Arranquemos por un concepto interesantísimo: el de las sociedades hidráulicas. ¿Qué es una sociedad hidráulica? Es, básicamente, una sociedad que se organiza en torno a un río. Por ejemplo, la del Antiguo Egipto era una sociedad hidráulica porque dependía del Nilo para asegurar su existencia: sin él no eran absolutamente nada y por eso, asentados a sus orillas, le rendían devoción, le pedían por lluvias y veneraban su caudal. Lo mismo pasaba en la China dinástica, de emperadores y princesas: los primeros pobladores del Extremo Oriente necesitaban sí o sí “domesticar” los ríos de su región -el Amarillo, el Yangtsé, el Mekong- para así poder asegurar su superviviencia: tener agua para tomar, que beban sus animales, para la cosecha, para la cocina, para los rituales…
Hasta acá, muy simple. Es evidente que tenemos algunas sociedades que son hidráulicas porque dependen sí o sí de los ríos y también otras que -por más que obviamente también requieren del agua- no tienen cursos fluviales tan cercanos y por eso, no se organizan tan nítidamente en torno a ellos (construyen acueductos, por ejemplo). Acá viene la complicación, y tiene que ver con una pregunta que varios estudioso/as de la historia humana se vienen planteando desde hace muchísimo tiempo, y para la que nadie tiene una respuesta definitiva. Teniendo en cuenta que el agua es lo que nos permite la vida y que no es un recurso infinito, ¿Se puede plantear que la forma en que las sociedades administran el agua es la forma en que se gobiernan? Es decir: ¿Cuánto tiene que ver el control del líquido más preciado en las distintas formas en que el ser humano se organizó políticamente a lo largo del tiempo? Nace entonces un concepto mucho más polémico, llamado “despotismo hidráulico”.

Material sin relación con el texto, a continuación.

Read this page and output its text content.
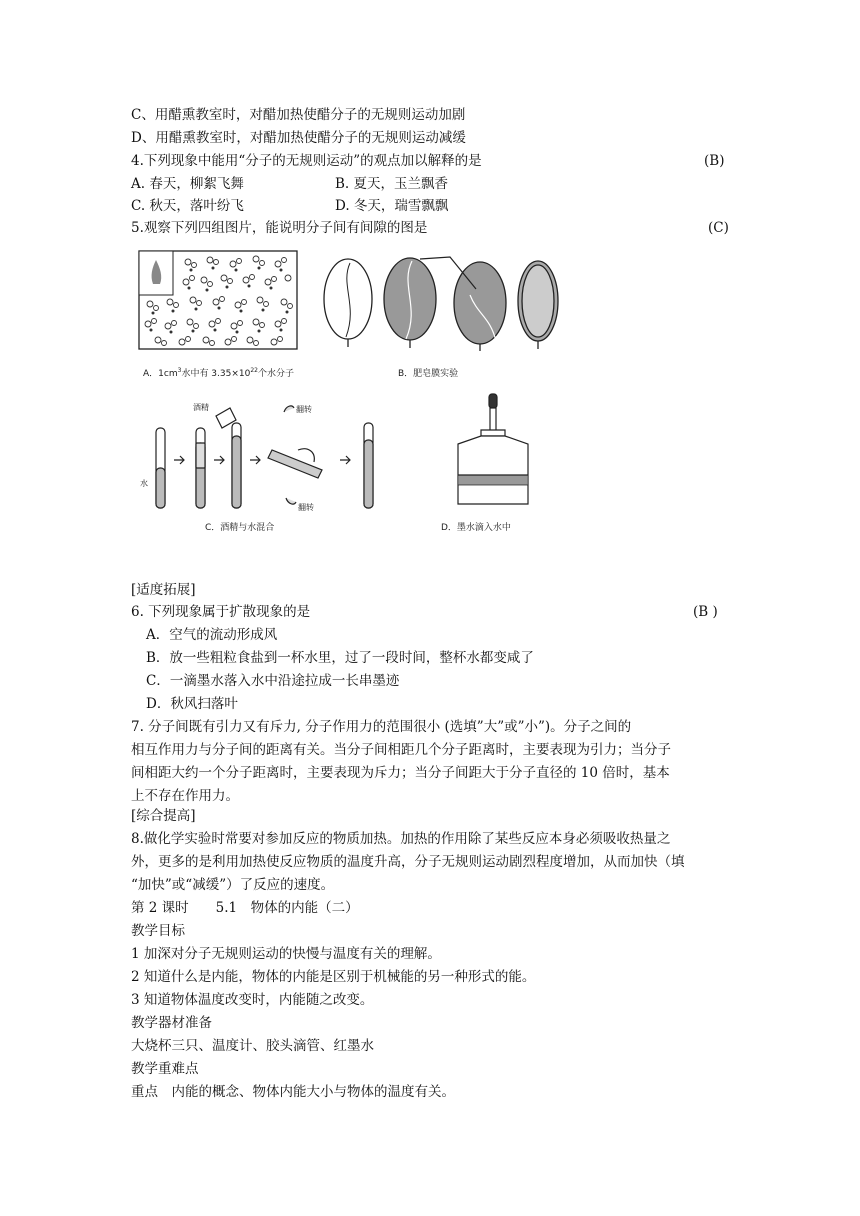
C、用醋熏教室时，对醋加热使醋分子的无规则运动加剧
D、用醋熏教室时，对醋加热使醋分子的无规则运动减缓
4.下列现象中能用“分子的无规则运动”的观点加以解释的是	(B)
A. 春天，柳絮飞舞	B. 夏天，玉兰飘香
C. 秋天，落叶纷飞	D. 冬天，瑞雪飘飘
5.观察下列四组图片，能说明分子间有间隙的图是	(C)
A．$1cm^3$水中有 $3.35\times 10^{22}$个水分子	B．肥皂膜实验
水
酒精	翻转
翻转
C．酒精与水混合	D．墨水滴入水中
[适度拓展]
6. 下列现象属于扩散现象的是	(B )
A．空气的流动形成风
B．放一些粗粒食盐到一杯水里，过了一段时间，整杯水都变咸了
C．一滴墨水落入水中沿途拉成一长串墨迹
D．秋风扫落叶
7. 分子间既有引力又有斥力, 分子作用力的范围很小 (选填”大”或”小”)。分子之间的
相互作用力与分子间的距离有关。当分子间相距几个分子距离时，主要表现为引力；当分子
间相距大约一个分子距离时，主要表现为斥力；当分子间距大于分子直径的 10 倍时，基本
上不存在作用力。
[综合提高]
8.做化学实验时常要对参加反应的物质加热。加热的作用除了某些反应本身必须吸收热量之
外，更多的是利用加热使反应物质的温度升高，分子无规则运动剧烈程度增加，从而加快（填
“加快”或“减缓”）了反应的速度。
第 2 课时　　5.1　物体的内能（二）
教学目标
1 加深对分子无规则运动的快慢与温度有关的理解。
2 知道什么是内能，物体的内能是区别于机械能的另一种形式的能。
3 知道物体温度改变时，内能随之改变。
教学器材准备
大烧杯三只、温度计、胶头滴管、红墨水
教学重难点
重点　内能的概念、物体内能大小与物体的温度有关。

Estas dos palabras fueron acuñadas juntas por primera vez en 1957 por un teórico alemán que era fanático de la historia china y se llamaba Karl Wittfogel. La duda que a él lo asaltaba era la siguiente: ¿Por qué en Occidente las democracias son mucho más aceptadas mientras que, en cambio, en Oriente (siempre según su visión) las sociedades son más propensas a los autoritarismos? ¿A qué se debe esa diferencia? La respuesta que este hombre encontró lo retrotrajo muchos siglos atrás y es así como dijo (en mis palabras, obvio): “Les voy a explicar, amigo/as: muchas de las grandes sociedades orientales, por ejemplo la egipcia y la china, tuvieron que domar a ríos gigantescos para poder desarrollarse. Debieron utilizar el trabajo de miles de hombres y mujeres para poder navegar el Mekong, construir canales de irrigación en el Nilo o represas en el Amarillo, y así, gracias a que lo consiguieron, es que sus poblaciones empezaron a crecer y dominar a otros pueblos”.

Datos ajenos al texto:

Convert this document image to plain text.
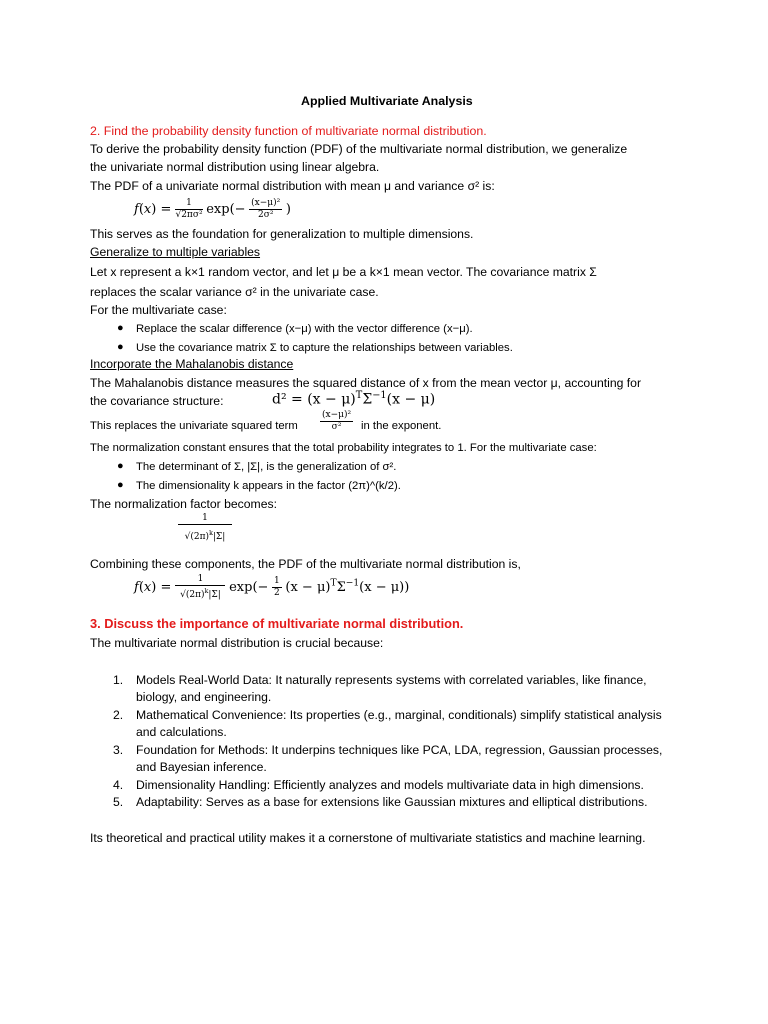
Applied Multivariate Analysis
2. Find the probability density function of multivariate normal distribution.
To derive the probability density function (PDF) of the multivariate normal distribution, we generalize
the univariate normal distribution using linear algebra.
The PDF of a univariate normal distribution with mean μ and variance σ² is:
$f(x) = \frac{1}{\text{√2πσ²}} \exp(- \frac{\text{(x−μ)²}}{\text{2σ²}}$ )
This serves as the foundation for generalization to multiple dimensions.
Generalize to multiple variables
Let x represent a k×1 random vector, and let μ be a k×1 mean vector. The covariance matrix Σ
replaces the scalar variance σ² in the univariate case.
For the multivariate case:
● Replace the scalar difference (x−μ) with the vector difference (x−μ).
● Use the covariance matrix Σ to capture the relationships between variables.
Incorporate the Mahalanobis distance
The Mahalanobis distance measures the squared distance of x from the mean vector μ, accounting for
the covariance structure:	$d^2 = (x - \mu)^T\Sigma^{-1}(x - \mu)$
This replaces the univariate squared term $\frac{\text{(x−μ)²}}{\text{σ²}}$ in the exponent.
The normalization constant ensures that the total probability integrates to 1. For the multivariate case:
● The determinant of Σ, |Σ|, is the generalization of σ².
● The dimensionality k appears in the factor (2π)^(k/2).
The normalization factor becomes:
$\frac{1}{√(2\pi)^k|\Sigma|}$
Combining these components, the PDF of the multivariate normal distribution is,
$f(x) = \frac{1}{√(2\pi)^k|\Sigma|} \exp(- \frac{1}{2} (x - \mu)^T\Sigma^{-1}(x - \mu))$
3. Discuss the importance of multivariate normal distribution.
The multivariate normal distribution is crucial because:
1. Models Real-World Data: It naturally represents systems with correlated variables, like finance,
biology, and engineering.
2. Mathematical Convenience: Its properties (e.g., marginal, conditionals) simplify statistical analysis
and calculations.
3. Foundation for Methods: It underpins techniques like PCA, LDA, regression, Gaussian processes,
and Bayesian inference.
4. Dimensionality Handling: Efficiently analyzes and models multivariate data in high dimensions.
5. Adaptability: Serves as a base for extensions like Gaussian mixtures and elliptical distributions.
Its theoretical and practical utility makes it a cornerstone of multivariate statistics and machine learning.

“Pero para eso -continuó- sí o sí necesitaban de uno o varios líderes. Es decir: una cosa es construir unas casas cerca de un lago y otra, poder cambiar el curso de un río gigantesco. Y si hay miles y millones de manos trabajando para poder dominar semejantes monstruos de agua dulce, necesariamente tiene que haber alguien que los guíe, que los organice, que reparta los recursos. Es obvio, y ya sucedía hace 4.000 años. Los pueblos orientales, desde sus inicios, se acostumbraron a que hubiese personas con muchísimo poder que les dijeran a los demás lo que había que hacer, y que todo/as les hiciesen caso (la superviviencia dependía de eso). Es así como las sociedades hidráulicas dieron origen al despotismo hidráulico”.

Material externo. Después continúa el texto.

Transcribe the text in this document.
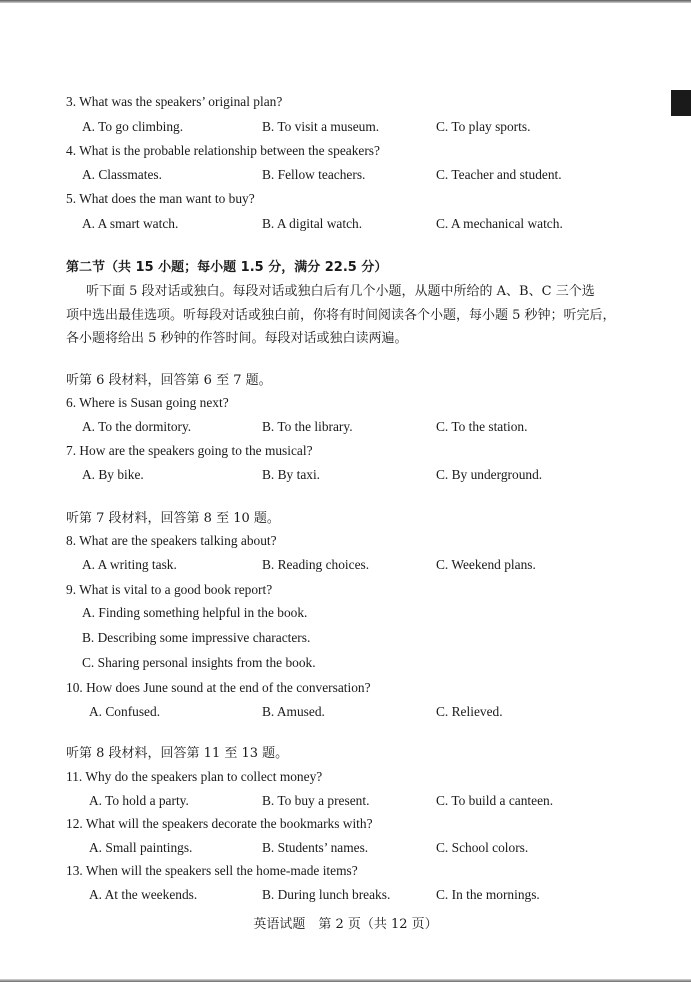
3. What was the speakers’ original plan?
A. To go climbing.	B. To visit a museum.	C. To play sports.
4. What is the probable relationship between the speakers?
A. Classmates.	B. Fellow teachers.	C. Teacher and student.
5. What does the man want to buy?
A. A smart watch.	B. A digital watch.	C. A mechanical watch.
第二节（共 15 小题；每小题 1.5 分，满分 22.5 分）
听下面 5 段对话或独白。每段对话或独白后有几个小题，从题中所给的 A、B、C 三个选
项中选出最佳选项。听每段对话或独白前，你将有时间阅读各个小题，每小题 5 秒钟；听完后，
各小题将给出 5 秒钟的作答时间。每段对话或独白读两遍。
听第 6 段材料，回答第 6 至 7 题。
6. Where is Susan going next?
A. To the dormitory.	B. To the library.	C. To the station.
7. How are the speakers going to the musical?
A. By bike.	B. By taxi.	C. By underground.
听第 7 段材料，回答第 8 至 10 题。
8. What are the speakers talking about?
A. A writing task.	B. Reading choices.	C. Weekend plans.
9. What is vital to a good book report?
A. Finding something helpful in the book.
B. Describing some impressive characters.
C. Sharing personal insights from the book.
10. How does June sound at the end of the conversation?
A. Confused.	B. Amused.	C. Relieved.
听第 8 段材料，回答第 11 至 13 题。
11. Why do the speakers plan to collect money?
A. To hold a party.	B. To buy a present.	C. To build a canteen.
12. What will the speakers decorate the bookmarks with?
A. Small paintings.	B. Students’ names.	C. School colors.
13. When will the speakers sell the home-made items?
A. At the weekends.	B. During lunch breaks.	C. In the mornings.
英语试题　第 2 页（共 12 页）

Dicho en criollo: lo que Wittfogel decía es que, en la actualidad, en Asia la gente está más acostumbrada a los gobiernos fuertes de líderes todopoderosos porque sus sociedades nacieron gracias al dominio de los ríos y que, en cambio, otras sociedades que no tuvieron que encarar obras tan monumentales en sus comienzos hoy son más “democráticas” porque en su momento no necesitaron aquellos “jefes supremos” que los mandasen con órdenes irreprochables.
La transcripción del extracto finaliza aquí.